Flow Interference Between Frac Clusters (Part 2): Field Example From the Midland Basin (Wolfcamp Formation, Spraberry Trend Field) With Implications for Hydraulic Fracture Design

Weijermars, Ruud (Texas A&M University) | van Harmelen, Arnaud (Texas A&M University) | Zuo, Lihua (Texas A&M University)



This study expands the high-resolution visualization of the drainage around horizontal wells using a newly developed analytical streamline simulator. A first case of single synthetic fractured well highlights the stagnation points occurring between the frac clusters, where drainage is ineffectively slow. A second synthetic case of two parallel wellbores with multiple fracture hits may enlarge the stagnant zones, with negligible drainage, occurring between the frac clusters. Finally, our flow tracking method is used to history match the total production with fracture allocated production for a multi-stage fracked well in the Wolfcamp formation, Midland basin. Progressive drainage of the SRV is visualized using the actual production data. The recovery factor after 5 years is 4% but rapidly slows and reaches only 6% after 40 years. When natural and/or hydraulically induced micro-fractures are assumed absent, only the near-frac regions in the SRV are drained even for tight frac spacing. Pressure near those fracs is rapidly lost and the productivity index of unconventional wells remains very low.
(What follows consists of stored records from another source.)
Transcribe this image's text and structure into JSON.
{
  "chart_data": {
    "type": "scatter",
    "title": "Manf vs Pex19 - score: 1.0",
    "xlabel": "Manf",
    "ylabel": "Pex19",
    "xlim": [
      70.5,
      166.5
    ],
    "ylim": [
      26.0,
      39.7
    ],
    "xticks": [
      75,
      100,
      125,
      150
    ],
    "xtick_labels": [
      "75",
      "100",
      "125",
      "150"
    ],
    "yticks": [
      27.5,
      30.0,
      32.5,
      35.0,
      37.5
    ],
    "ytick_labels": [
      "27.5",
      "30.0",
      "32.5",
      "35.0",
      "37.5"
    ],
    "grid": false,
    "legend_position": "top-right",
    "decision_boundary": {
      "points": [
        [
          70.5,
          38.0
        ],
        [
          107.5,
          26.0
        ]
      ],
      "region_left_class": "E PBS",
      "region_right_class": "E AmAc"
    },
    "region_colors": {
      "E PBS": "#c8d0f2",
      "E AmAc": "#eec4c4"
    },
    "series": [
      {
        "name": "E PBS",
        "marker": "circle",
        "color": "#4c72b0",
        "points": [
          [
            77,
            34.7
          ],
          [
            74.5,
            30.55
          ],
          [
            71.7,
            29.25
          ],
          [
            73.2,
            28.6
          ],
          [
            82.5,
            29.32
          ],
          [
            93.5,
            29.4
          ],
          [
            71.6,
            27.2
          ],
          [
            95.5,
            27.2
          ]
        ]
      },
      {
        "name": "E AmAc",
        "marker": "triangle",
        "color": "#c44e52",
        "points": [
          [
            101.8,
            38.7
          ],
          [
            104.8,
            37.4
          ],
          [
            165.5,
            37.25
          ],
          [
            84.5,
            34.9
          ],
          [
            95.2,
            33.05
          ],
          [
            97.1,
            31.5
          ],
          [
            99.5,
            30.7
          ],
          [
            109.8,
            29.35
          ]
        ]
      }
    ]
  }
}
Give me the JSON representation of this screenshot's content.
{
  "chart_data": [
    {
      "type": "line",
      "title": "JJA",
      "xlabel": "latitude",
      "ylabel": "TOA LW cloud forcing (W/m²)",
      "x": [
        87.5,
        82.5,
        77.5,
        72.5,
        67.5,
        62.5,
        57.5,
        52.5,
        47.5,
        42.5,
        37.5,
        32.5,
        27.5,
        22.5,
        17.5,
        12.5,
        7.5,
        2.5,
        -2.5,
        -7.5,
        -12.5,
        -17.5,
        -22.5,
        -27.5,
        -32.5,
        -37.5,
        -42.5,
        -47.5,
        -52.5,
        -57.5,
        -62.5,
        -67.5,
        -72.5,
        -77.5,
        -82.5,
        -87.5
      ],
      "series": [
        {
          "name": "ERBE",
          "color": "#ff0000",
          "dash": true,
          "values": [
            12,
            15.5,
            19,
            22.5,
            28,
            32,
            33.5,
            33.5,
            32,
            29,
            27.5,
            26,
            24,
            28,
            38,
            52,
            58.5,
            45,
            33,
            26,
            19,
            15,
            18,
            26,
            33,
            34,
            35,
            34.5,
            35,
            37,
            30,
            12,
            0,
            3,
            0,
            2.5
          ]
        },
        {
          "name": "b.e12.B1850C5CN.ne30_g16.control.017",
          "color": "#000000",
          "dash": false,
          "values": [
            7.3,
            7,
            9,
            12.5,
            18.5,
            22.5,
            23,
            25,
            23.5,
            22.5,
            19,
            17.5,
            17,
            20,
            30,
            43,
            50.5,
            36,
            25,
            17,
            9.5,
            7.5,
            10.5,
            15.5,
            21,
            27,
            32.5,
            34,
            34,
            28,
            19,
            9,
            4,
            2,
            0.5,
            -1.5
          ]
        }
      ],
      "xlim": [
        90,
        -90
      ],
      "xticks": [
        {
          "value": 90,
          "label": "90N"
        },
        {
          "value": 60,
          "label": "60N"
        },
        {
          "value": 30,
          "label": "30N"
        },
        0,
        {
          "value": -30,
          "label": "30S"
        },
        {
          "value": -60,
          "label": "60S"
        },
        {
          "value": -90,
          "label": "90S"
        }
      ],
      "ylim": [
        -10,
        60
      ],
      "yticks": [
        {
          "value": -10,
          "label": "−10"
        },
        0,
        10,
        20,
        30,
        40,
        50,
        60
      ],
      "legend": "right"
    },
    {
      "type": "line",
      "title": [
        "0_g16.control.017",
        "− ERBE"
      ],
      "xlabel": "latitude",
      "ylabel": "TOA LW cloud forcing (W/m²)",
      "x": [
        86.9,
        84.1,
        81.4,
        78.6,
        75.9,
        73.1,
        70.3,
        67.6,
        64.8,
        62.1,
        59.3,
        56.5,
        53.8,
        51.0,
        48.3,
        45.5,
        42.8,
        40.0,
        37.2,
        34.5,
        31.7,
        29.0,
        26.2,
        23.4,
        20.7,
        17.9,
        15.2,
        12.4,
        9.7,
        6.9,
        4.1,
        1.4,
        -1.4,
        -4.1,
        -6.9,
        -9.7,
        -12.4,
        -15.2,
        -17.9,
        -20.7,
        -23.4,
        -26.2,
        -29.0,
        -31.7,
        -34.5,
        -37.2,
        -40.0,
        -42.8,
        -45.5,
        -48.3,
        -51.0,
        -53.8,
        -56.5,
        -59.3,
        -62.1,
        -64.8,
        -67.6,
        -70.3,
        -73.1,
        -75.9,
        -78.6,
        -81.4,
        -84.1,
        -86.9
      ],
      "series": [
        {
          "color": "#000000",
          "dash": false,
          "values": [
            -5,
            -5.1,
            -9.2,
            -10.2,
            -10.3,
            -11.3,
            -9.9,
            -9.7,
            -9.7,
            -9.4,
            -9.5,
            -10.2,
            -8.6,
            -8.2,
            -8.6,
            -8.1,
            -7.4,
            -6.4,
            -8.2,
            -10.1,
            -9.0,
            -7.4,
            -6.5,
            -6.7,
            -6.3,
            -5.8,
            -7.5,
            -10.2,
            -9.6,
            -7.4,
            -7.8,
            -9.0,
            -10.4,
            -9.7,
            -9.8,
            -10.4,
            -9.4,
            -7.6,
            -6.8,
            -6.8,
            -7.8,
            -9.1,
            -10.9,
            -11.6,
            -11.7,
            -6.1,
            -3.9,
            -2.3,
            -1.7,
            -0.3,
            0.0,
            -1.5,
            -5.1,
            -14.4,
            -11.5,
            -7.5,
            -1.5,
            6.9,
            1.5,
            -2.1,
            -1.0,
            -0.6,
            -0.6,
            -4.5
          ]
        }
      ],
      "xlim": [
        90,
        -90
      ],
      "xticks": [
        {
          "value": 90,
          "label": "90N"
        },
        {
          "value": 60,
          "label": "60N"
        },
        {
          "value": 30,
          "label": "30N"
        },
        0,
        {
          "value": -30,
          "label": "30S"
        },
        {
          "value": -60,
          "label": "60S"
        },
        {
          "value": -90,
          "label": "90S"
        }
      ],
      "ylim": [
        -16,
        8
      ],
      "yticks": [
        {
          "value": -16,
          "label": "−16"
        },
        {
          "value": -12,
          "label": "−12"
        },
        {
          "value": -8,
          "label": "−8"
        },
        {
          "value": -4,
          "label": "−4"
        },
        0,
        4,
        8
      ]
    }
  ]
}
Unrecovered oil remains trapped in so-called dead zones occurring in the matrix domains of extremely slow flow between the principal frac zones. Our simulation suggests that refracs between the original frac clusters can tap the oil in the dead zones after the first few years of production and may increase recovery factors and thus improve well economics. This conclusion is contingent on the assumption that the matrix domain between the fracs remains unfractured, When the matrix is micro-fractured, deeper domains would be drained (future work), leaving only residual, un-recovered hydrocarbons entrapped in the matrix blocks engulfed by the microfractures.


Contrary to the main trend of solving reservoir flows using numerical solvers for discrete elements, our reservoir modeling method is based on linear differential equations and closed-form solutions (Weijermars et al. 2017, Part 1, URTeC 2670073A). A major advantage of solutions based on the analytical description is infinite resolution due to the closed-form algorithms used. Reservoir drainage area, drained volume (using time-of-flight contours for successive fluid batches to reach the frac zones) and pressure fields can all be accurately visualized with our new method. The analytical results perfectly match those of the commercial, numerical simulator augmented with a streamline tracing algorithm (Part 1, URTeC 2670073A). The continuous solution allows us to visualize the flow around individual fractures in greater detail and with accuracy limited only by the uncertainty in input parameters and not by any grid sizing.